Steve Cubbage is a precision ag consultant and farmer from Nevada, Mo.
Steve Cubbage is a precision ag consultant and farmer from Nevada, Mo.

The precision agriculture industry has a vanity problem.

Precision stakeholders such as iron manufacturers, hardware companies, seed companies and now even the high-flying Big Data companies tout “how far we’ve come” since the early days of precision ag. Such narcissistic pats on the back are constantly being fueled by “independent” surveys showing how readily precision technology has been adopted by producers.

Timeout for a reality check.

The problem with such surveys is that the story being propagated is quite at odds with the reality on the ground. They have about as much relevance as current political polls and USDA crop surveys.
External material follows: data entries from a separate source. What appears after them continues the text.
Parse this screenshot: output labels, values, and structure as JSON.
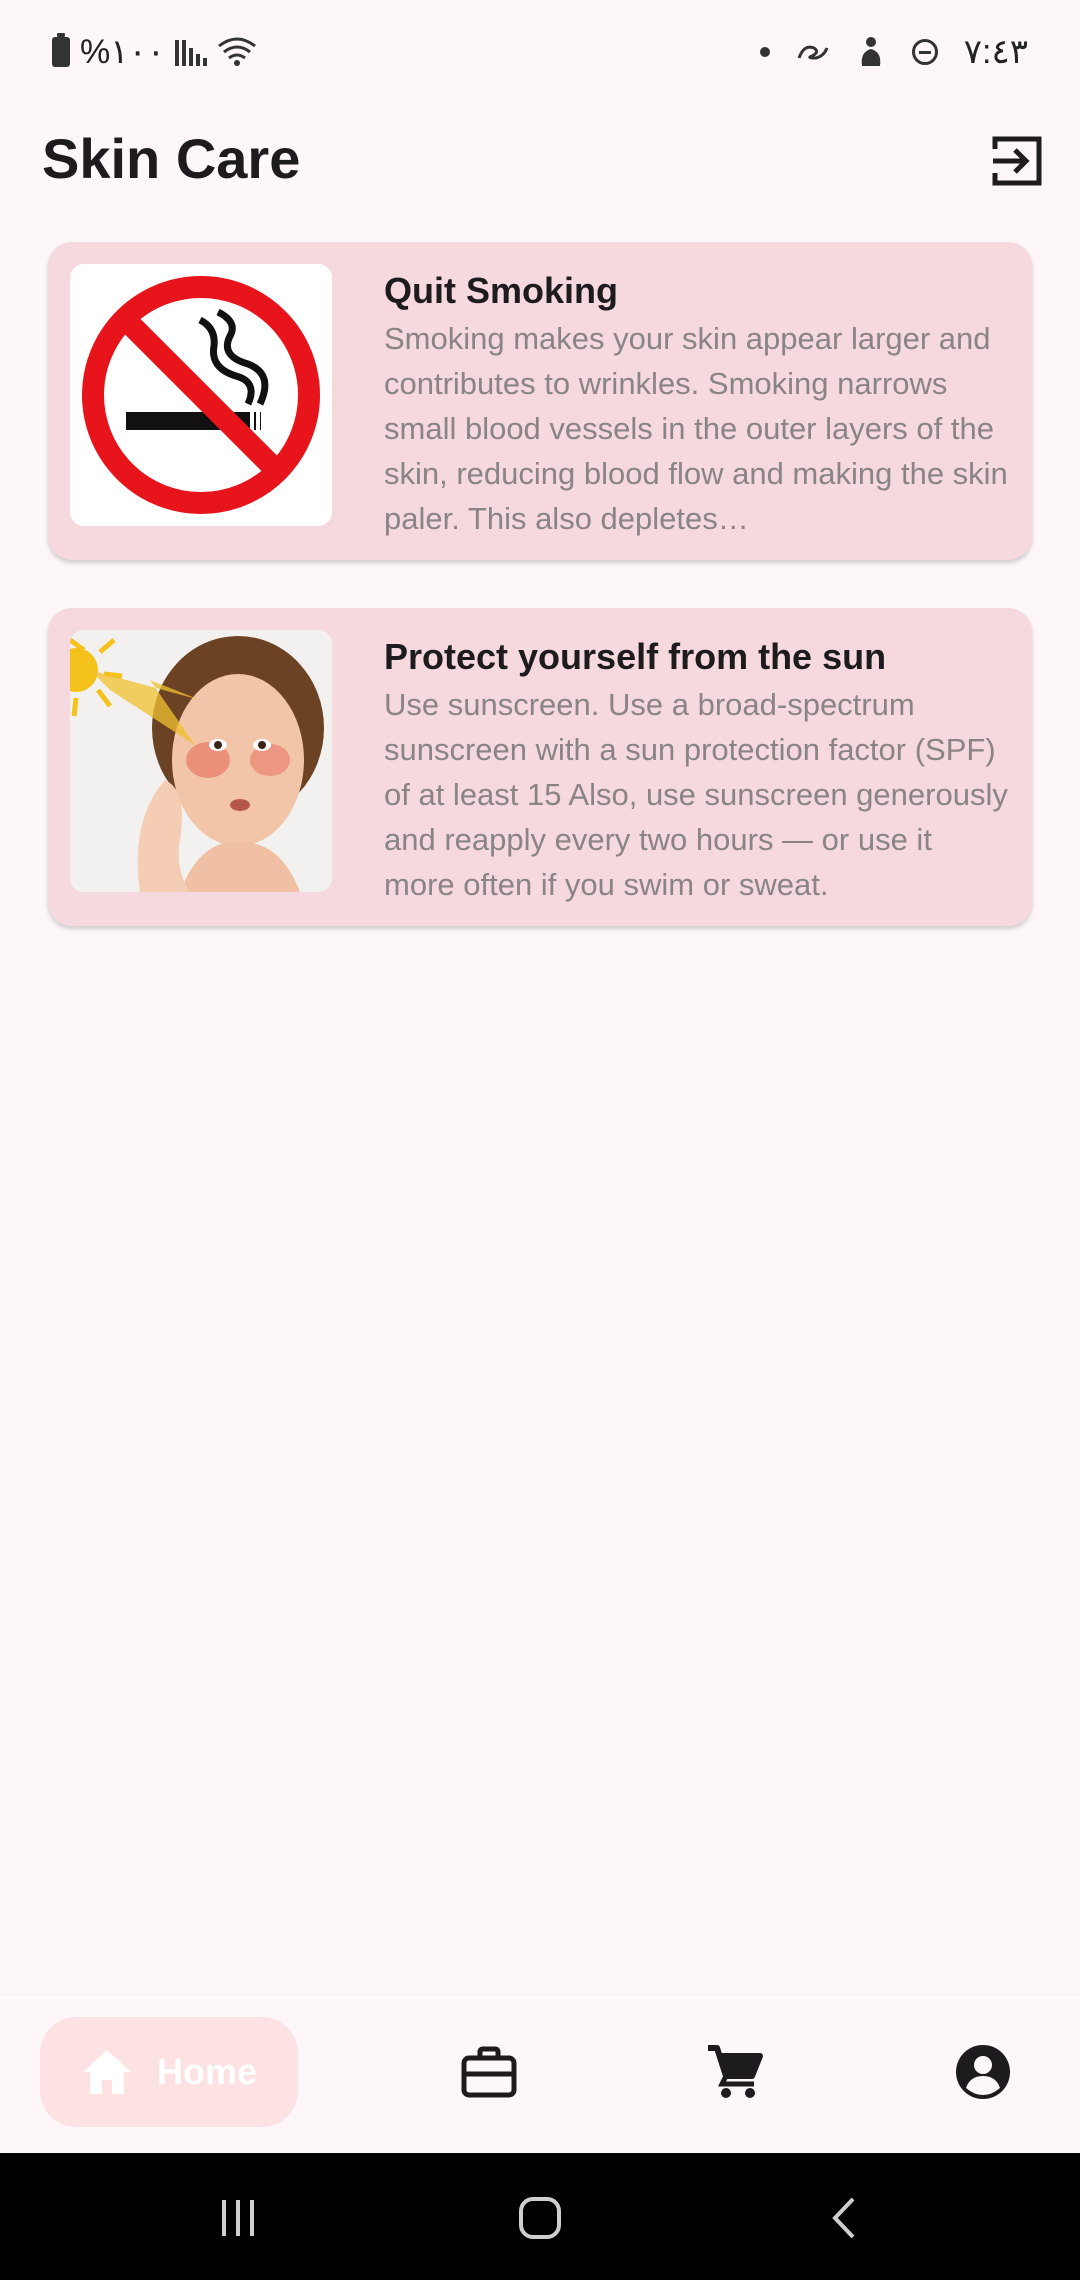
{
  "status_bar": {
    "battery_text": "%١٠٠",
    "time": "٧:٤٣",
    "icons": [
      "battery-icon",
      "signal-icon",
      "wifi-icon",
      "notification-dot-icon",
      "link-icon",
      "meditation-icon",
      "do-not-disturb-icon"
    ]
  },
  "app_bar": {
    "title": "Skin Care",
    "logout_icon": "logout-icon"
  },
  "cards": [
    {
      "title": "Quit Smoking",
      "description": "Smoking makes your skin appear larger and contributes to wrinkles. Smoking narrows small blood vessels in the outer layers of the skin, reducing blood flow and making the skin paler. This also depletes…",
      "image": "no-smoking-sign"
    },
    {
      "title": "Protect yourself from the sun",
      "description": "Use sunscreen. Use a broad-spectrum sunscreen with a  sun protection factor (SPF) of at least 15 Also, use sunscreen generously and reapply every  two hours — or use it more often if you swim or sweat.",
      "image": "sunburned-face"
    }
  ],
  "bottom_nav": {
    "items": [
      {
        "label": "Home",
        "icon": "home-icon",
        "selected": true
      },
      {
        "label": "",
        "icon": "briefcase-icon",
        "selected": false
      },
      {
        "label": "",
        "icon": "cart-icon",
        "selected": false
      },
      {
        "label": "",
        "icon": "account-icon",
        "selected": false
      }
    ]
  },
  "system_nav": {
    "buttons": [
      "recents-button",
      "home-button",
      "back-button"
    ]
  },
  "colors": {
    "background": "#fdf7fa",
    "card": "#f5d9de",
    "nav_selected": "#fde2e4",
    "description_text": "#8a8486"
  }
}
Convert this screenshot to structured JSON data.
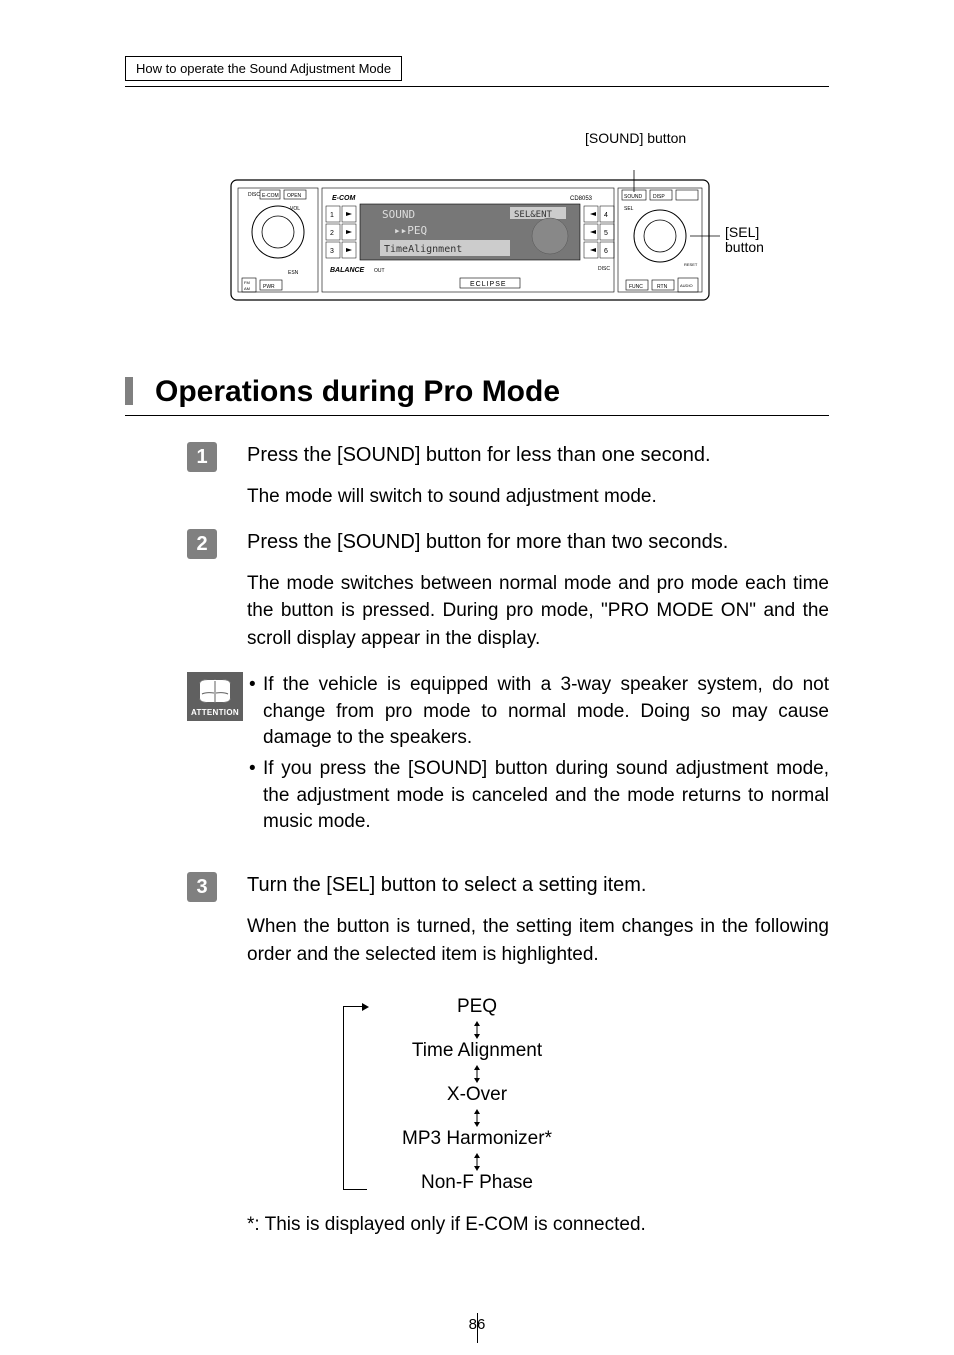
{
  "breadcrumb": "How to operate the Sound Adjustment Mode",
  "diagram": {
    "label_top": "[SOUND] button",
    "label_right_1": "[SEL]",
    "label_right_2": "button",
    "display_line1": "SOUND",
    "display_line2": "PEQ",
    "display_line3": "TimeAlignment",
    "display_right": "SEL&ENT",
    "brand": "ECLIPSE",
    "model": "CD8053",
    "balance": "BALANCE"
  },
  "section_title": "Operations during Pro Mode",
  "steps": {
    "s1": {
      "num": "1",
      "head": "Press the [SOUND] button for less than one second.",
      "body": "The mode will switch to sound adjustment mode."
    },
    "s2": {
      "num": "2",
      "head": "Press the [SOUND] button for more than two seconds.",
      "body": "The mode switches between normal mode and pro mode each time the button is pressed. During pro mode, \"PRO MODE ON\" and the scroll display appear in the display."
    },
    "s3": {
      "num": "3",
      "head": "Turn the [SEL] button to select a setting item.",
      "body": "When the button is turned, the setting item changes in the following order and the selected item is highlighted."
    }
  },
  "attention": {
    "label": "ATTENTION",
    "item1": "If the vehicle is equipped with a 3-way speaker system, do not change from pro mode to normal  mode. Doing so may cause damage to the speakers.",
    "item2": "If you press the [SOUND] button during sound adjustment mode, the adjustment mode is canceled and the mode returns to normal music mode."
  },
  "flow": {
    "i1": "PEQ",
    "i2": "Time Alignment",
    "i3": "X-Over",
    "i4": "MP3 Harmonizer*",
    "i5": "Non-F Phase"
  },
  "footnote": "*: This is displayed only if E-COM is connected.",
  "page_number": "86"
}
Ask any precision service provider with dust on their boots, and they will likely tell you that there is a stark difference between what is called “adoption” and the actual “utilization” of technology.

Although technologies like yield monitoring, autosteer and autoboom can probably now be considered mainstream, there is a tremendous amount of potential being left on the table by producers. In the short term, it is likely to get worse as the precision industry just keeps spitting out apps and widgets like Model T’s on Henry Ford’s assembly line.

Ironically, yield monitoring—one of the oldest technologies in the precision stable—has one of the widest gaps between adoption and actual utilization. Monsanto found this reality the hard way when it introduced its FieldScripts program that relied heavily on grower-collected yield data. Even the “best” growers they courted struggled to come up with three solid years’ worth of yield data.

Variable-rate seeding is another example where adoption of the technology soared when commodity prices were hitting new highs and new planters were flying off dealer lots. When I attended Precision Planter meetings packed with growers and the crowds were asked how many growers had variable-rate capable planters—nearly two-thirds of the attendees would raise their hands. Then came the rest of the story. How many of these same growers actually had used and implemented variable-rate seeding prescriptions? Sheepishly, only one or two hands would usually go up.

This is the harsh reality that the precision industry must face. It is time to take a look in the mirror and ask why such great technology simply either is not being used and in some cases being abandoned altogether.

If you look closely at the precision technologies that have the widest gap between adoption and utilization you will likely find common threads. For example, the adoption/utilization gap for a technology like autosteer is literally non-existent because it is the ultimate “easy button” of precision ag. All you have to do is hit the engage button after every turn at the the end of the field. Whereas, technologies like yield mapping require entering field names and varieties, multiple calibration loads and then downloading data onto cards and USB sticks. It’s complicated.

So, what is the solution? How do you narrow the precision utilization gap?

First, the industry—manufacturers, retailers and others—must sober to the fact that it has done an absolute terrible job of educating producers on how to fully implement precision on their farms. No “Precision Ag for Dummies” handbook has ever been written. Maybe there should be.

There are many fingers to be pointed, but organizations like the corn and soybean organizations along with the likes of the American Farm Bureau need to be leading the charge in helping producers connect the precision dots. Secondly, there are fingers that point back to growers. They need to wake up and do their homework and be engaged in the process. Utilizing precision is much more than watching a yield monitor for its entertainment value or receiving a variable-rate fertilizer bill from their co-op or ag retailer.

It’s time for everyone to look in the precision mirror.